Il n’est pas naturel de ne jamais voir les étoiles ou la lune —c’est aussi cruel que de priver quelqu’un de bruit. Je n’ai revu la lune que le 19 avril 1976 quand à environ quatre heures moins vingt-trois minutes de l’après-midi je me retrouve dans la plus grande des trois cours, entouré de hauts murs qui la font ressembler à un puits. J’ai levé les yeux et à mon plus grand étonnement, j’ai vu dans un morceau de ciel, une forme blanche et ridée […] ce ne pouvait être que la lune. Et ils m’ont dit qu’on l’avait pendue, qu’elle était morte !

Le soleil et son absence sont devenus le pivot de notre existence quotidienne. Vous attendez. Vous construisez votre journée sur la demi-heure pendant laquelle on vous autorisera à sortir dans la cour pour dire bonjour au soleil. Vous suivez sa course dans l’univers derrière vos paupières. Vous devenez son disciple. Le soleil ne sait rien de la justice des hommes. Vous savez exactement jusqu’où il descend et à quel moment —hiver, automne, ou été— et si vous avez de la breyten-breytenbach.1289707715.jpgchance, comme cela m’est arrivé pendant quelque temps, d’être dans une cellule du couloir principal, avec des fenêtres donnant sur la passerelle qui n’est pas fermée vers l’extérieur, vous pouvez avoir une lueur, un soupçon, un reflet de soleil en certaines saisons, mais qui ne va jamais assez loin pour que vous puissiez le sentir. Je grimpais sur mon lit, puis sur les montants et, pendant quelque chose comme deux minutes par jour, un rayon jaune me caressait les cheveux. Évidemment, vous finissiez par avoir une conscience aigüe, comme un sens en vous-même jusqu’ici inexploré, du moment exact où le soleil se lève et se couche sans même ne jamais le voir. Aux premiers frissons de l’aube, avant même qu’on sonne le réveil, je me levais et j’essayais de m’installer dans le coin de la cellule où le gardien ne pouvait pas me voir et pendant une demi-heure je restais assis en zazen, et je sentais naître en moi une profonde source de lumière qui, inexorablement, dénuitait le monde ; les yeux à demi fermés, je pouvais sentir ses premiers rayons éclairer le toit fait de fibre de verre, donner forme aux arbres que nous savions tout près parce que les oiseaux parlaient, puis sauter les murs de brique rouge et investir le jour…

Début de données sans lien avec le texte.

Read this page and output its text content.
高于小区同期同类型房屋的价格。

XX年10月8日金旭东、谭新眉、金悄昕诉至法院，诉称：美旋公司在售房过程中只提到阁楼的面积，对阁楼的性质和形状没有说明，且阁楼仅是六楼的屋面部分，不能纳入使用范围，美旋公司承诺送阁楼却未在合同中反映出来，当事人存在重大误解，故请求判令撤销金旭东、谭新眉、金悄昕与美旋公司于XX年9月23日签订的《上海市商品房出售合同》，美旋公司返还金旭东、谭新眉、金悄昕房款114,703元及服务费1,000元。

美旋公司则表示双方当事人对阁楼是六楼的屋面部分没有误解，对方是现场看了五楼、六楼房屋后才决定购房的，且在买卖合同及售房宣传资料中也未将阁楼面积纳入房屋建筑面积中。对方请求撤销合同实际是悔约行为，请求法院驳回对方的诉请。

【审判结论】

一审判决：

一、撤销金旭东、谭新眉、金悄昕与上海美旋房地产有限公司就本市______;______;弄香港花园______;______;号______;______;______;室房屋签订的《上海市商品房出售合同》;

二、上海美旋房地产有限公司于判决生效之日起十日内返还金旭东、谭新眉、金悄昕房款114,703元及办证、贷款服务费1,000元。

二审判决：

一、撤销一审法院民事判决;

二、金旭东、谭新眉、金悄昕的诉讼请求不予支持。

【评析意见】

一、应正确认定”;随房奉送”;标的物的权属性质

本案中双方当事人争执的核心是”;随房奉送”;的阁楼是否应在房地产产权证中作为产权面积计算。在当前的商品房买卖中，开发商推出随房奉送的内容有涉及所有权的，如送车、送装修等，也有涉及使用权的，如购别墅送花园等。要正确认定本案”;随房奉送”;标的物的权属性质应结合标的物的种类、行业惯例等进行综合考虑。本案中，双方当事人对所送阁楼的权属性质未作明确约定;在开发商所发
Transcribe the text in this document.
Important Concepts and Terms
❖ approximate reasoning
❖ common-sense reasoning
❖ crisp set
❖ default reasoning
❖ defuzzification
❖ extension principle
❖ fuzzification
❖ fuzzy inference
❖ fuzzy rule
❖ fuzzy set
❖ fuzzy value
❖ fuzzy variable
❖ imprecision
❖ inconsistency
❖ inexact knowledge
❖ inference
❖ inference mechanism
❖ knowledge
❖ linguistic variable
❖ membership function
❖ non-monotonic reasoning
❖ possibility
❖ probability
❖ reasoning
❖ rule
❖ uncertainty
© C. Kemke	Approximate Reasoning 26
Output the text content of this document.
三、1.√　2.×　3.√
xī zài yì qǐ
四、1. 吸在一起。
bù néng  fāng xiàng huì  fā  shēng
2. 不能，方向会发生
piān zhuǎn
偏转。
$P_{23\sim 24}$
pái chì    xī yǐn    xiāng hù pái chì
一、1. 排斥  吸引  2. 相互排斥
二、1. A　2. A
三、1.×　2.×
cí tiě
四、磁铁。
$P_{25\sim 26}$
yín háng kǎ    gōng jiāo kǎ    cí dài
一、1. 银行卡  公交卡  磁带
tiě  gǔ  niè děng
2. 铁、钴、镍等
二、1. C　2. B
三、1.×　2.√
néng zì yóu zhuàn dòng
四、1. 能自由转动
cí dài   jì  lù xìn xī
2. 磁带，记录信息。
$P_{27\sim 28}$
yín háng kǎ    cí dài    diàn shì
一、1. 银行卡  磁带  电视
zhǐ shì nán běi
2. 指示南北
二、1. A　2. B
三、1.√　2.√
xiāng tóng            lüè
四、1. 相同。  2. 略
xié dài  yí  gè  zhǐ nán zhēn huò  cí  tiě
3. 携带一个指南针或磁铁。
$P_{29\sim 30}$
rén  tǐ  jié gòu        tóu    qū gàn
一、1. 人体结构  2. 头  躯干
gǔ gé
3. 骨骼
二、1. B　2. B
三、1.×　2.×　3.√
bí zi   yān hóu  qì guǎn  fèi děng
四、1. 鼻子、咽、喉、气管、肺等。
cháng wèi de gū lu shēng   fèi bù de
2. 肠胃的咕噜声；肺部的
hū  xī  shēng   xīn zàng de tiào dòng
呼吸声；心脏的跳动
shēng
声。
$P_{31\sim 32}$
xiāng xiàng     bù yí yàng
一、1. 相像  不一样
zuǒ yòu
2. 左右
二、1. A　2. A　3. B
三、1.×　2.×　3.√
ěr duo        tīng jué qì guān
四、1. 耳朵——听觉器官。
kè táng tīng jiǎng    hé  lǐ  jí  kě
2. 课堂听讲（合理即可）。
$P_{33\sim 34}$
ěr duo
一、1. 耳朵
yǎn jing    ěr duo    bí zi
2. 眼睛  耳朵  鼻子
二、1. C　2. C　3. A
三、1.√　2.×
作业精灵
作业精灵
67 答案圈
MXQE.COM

Breyten Breytenbach, Confession véridique d’un terroriste albinos, (1975). Traduit de l’anglais par Jean Guiloineau. Texte cité dans Écrivains en prison (p. 62-65), Labor & Fides, 1997.
       
Breyten Breytenbach (1939-) est un écrivain, poète et artiste d’origine sud-africaine. Naturalisé Français depuis 1983, cet Afrikaner a lancé à Paris le mouvement Okhela contre le régime de l’apartheid. Son engagement a valu à Breytenbach d’être arrêté en 1975 lors d’un séjour clandestin en Afrique du sud. Évitant de peu la peine de mort,  il est condamné à sept ans de réclusion. De ces terribles années d’incarcération, rendra compte l’ouvrage dont est tiré ce passage :  Confession véridique d’un terroriste albinos, (The True Confessions of an Albino Terrorist), récit autobiographique poignant sur l’enfermement.
Ce qui domine à la lecture du texte est le sentiment de profonde solitude du prisonnier, qui doit se cacher de ses gardiens pour réussir à se constituer un jardin secret. Ce jardin, si infime soit-il, est un peu une échappatoire : “je me levais et j’essayais de m’installer dans le coin de la cellule où le gardien ne pouvait pas me voir […]. Je sentais naître en moi une profonde source de lumière qui, inexorablement, dénuitait le monde…”. Le verbe “dénuitait” traduit bien ce passage des ténèbres à la lumière que seul permet le rêve. Le poète s’évade du cachot pour rêver aux arbres pourtant si proches, au paysage splendide à portée de mains… Mais si loin quand il y a les barreaux. Seul le rêve permet ainsi de “donner forme aux arbres”,  de “sauter les murs de brique rouge” et d'”investir le jour”.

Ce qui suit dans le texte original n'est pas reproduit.